Con esto, Plutarco formula su tesis más técnica: cuando las palabras del filósofo se “graban” en el alma de un gobernante realmente orientado al bien común, adquieren fuerza de ley. No es retórica: el discurso filosófico, internalizado por quien manda, se vuelve norma efectiva en la ciudad. Esta idea conecta con el modelo griego del legislador: no basta escribir leyes; hace falta un carácter capaz de encarnarlas y aplicarlas. Por eso el destinatario ideal es el “hombre que manda” y además es verdaderamente politikós en sentido pleno: no solo posee autoridad, sino que se interesa por la ciudadanía y el bien común.

El ejemplo de Platón en Sicilia funciona como “prueba histórica” del argumento, pero también como advertencia. Plutarco recuerda que Platón viajó a Siracusa con la esperanza de que sus ideas se transformaran en leyes y actos de gobierno bajo Dionisio II. Sin embargo, el intento fracasa: Dionisio aparece como un palimpsesto, ya lleno de borraduras, incapaz de desprenderse de la tinta antigua de la tiranía. Esta metáfora, señala el propio comentario, parece inspirarse en la República de Platón, donde se compara la educación y selección de guardianes con el trabajo del tintorero que fija colores sobre telas blancas cuidadosamente preparadas. La clave es la “blancura” previa: sin disposición adecuada, la virtud no se fija.

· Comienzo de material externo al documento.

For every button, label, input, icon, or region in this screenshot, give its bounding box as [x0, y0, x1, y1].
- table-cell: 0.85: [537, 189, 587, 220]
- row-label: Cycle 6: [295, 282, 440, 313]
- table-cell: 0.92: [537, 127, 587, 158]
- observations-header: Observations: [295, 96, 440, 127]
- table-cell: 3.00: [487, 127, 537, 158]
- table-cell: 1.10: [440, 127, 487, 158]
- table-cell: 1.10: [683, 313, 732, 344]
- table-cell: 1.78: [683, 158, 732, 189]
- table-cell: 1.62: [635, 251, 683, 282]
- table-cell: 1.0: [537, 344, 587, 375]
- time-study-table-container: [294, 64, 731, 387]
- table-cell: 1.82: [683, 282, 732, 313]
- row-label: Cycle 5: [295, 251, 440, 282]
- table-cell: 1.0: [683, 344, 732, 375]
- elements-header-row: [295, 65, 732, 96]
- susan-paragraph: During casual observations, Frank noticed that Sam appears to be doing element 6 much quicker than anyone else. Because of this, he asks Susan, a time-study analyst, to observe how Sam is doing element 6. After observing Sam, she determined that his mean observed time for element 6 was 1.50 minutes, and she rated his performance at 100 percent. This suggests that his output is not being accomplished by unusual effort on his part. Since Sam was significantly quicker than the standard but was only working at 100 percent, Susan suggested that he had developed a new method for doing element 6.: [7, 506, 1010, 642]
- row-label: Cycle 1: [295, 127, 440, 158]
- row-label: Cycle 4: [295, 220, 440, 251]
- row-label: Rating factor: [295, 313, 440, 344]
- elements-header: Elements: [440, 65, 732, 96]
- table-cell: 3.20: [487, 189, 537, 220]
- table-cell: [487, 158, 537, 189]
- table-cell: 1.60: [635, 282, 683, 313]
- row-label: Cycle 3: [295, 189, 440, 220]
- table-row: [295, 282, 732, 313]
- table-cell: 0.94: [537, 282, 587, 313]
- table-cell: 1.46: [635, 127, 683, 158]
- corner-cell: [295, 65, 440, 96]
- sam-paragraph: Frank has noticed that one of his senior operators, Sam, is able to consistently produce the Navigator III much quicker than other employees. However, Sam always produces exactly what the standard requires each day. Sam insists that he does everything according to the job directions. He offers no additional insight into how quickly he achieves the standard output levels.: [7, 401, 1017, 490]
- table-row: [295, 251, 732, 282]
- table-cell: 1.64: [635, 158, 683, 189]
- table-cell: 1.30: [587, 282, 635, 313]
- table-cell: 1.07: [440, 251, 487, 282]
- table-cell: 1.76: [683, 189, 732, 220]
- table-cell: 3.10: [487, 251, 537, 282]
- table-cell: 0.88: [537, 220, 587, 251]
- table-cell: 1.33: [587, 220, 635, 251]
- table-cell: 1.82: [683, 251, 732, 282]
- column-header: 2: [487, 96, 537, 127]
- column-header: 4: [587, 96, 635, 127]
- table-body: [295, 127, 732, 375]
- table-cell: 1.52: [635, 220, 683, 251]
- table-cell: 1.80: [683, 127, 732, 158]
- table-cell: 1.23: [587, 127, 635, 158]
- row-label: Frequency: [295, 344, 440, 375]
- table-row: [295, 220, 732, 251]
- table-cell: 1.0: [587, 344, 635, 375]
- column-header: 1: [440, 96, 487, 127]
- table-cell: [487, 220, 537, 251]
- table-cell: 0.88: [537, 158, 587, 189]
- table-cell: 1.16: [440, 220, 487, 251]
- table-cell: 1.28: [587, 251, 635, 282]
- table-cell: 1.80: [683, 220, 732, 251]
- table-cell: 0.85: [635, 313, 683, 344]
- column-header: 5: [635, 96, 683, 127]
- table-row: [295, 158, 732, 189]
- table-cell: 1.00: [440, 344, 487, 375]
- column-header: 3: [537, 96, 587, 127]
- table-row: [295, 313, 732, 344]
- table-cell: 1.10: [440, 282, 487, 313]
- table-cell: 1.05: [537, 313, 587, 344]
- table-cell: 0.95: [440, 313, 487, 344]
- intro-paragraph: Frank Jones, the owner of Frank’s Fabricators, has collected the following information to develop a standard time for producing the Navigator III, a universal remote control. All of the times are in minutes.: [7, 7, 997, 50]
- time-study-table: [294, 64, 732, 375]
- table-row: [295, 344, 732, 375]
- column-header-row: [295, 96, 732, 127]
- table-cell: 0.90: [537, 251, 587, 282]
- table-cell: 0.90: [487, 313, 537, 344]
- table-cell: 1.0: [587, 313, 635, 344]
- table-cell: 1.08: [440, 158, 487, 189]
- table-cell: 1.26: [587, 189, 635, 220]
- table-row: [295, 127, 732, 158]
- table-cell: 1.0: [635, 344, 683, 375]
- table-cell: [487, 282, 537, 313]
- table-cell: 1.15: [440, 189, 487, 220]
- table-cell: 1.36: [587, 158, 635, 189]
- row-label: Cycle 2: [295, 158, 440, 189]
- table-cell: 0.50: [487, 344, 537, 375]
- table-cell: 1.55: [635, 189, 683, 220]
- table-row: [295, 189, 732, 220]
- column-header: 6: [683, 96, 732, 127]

Para captar palabras virtuosas hay que ser todavía “puros”. La filosofía puede volverse ley solo si encuentra un alma con cierta preparación moral; de lo contrario, el gobernante no es tabla apta, sino manuscrito reutilizado y manchado. En términos políticos, Plutarco está diciendo que la educación del poder tiene límites: no todo gobernante es “educable” en virtud, y cuando la tiranía está “indeleble” desde antiguo, el discurso filosófico ya no funda leyes, sino que rebota. Esa nota final explica por qué cerrar con el fracaso de Platón en Siracusa resulta sorprendente: deja al lector con una enseñanza realista y, a la vez, con la sospecha de que el texto podría estar incompleto; en cualquier caso, confirma que el horizonte platónico atraviesa todo el tratado.

Conclusión

Plutarco defiende en toda esta obra una idea tan exigente como actual: la filosofía no cumple su misión cuando se repliega en la intimidad del sabio, sino cuando se arriesga a formar a quienes gobiernan. El discurso filosófico, nacido del amor y orientado a la amistad, alcanza su máxima dignidad al grabarse en el alma del gobernante justo, donde se transforma en ley viva y beneficio común. No siempre lo logra —como muestra el fracaso de Platón en Siracusa—, pero ese riesgo no desacredita a la filosofía: revela, más bien, que educar el poder es la tarea más alta y difícil del pensar, porque de uno solo pueden depender el bien o la ruina de muchos.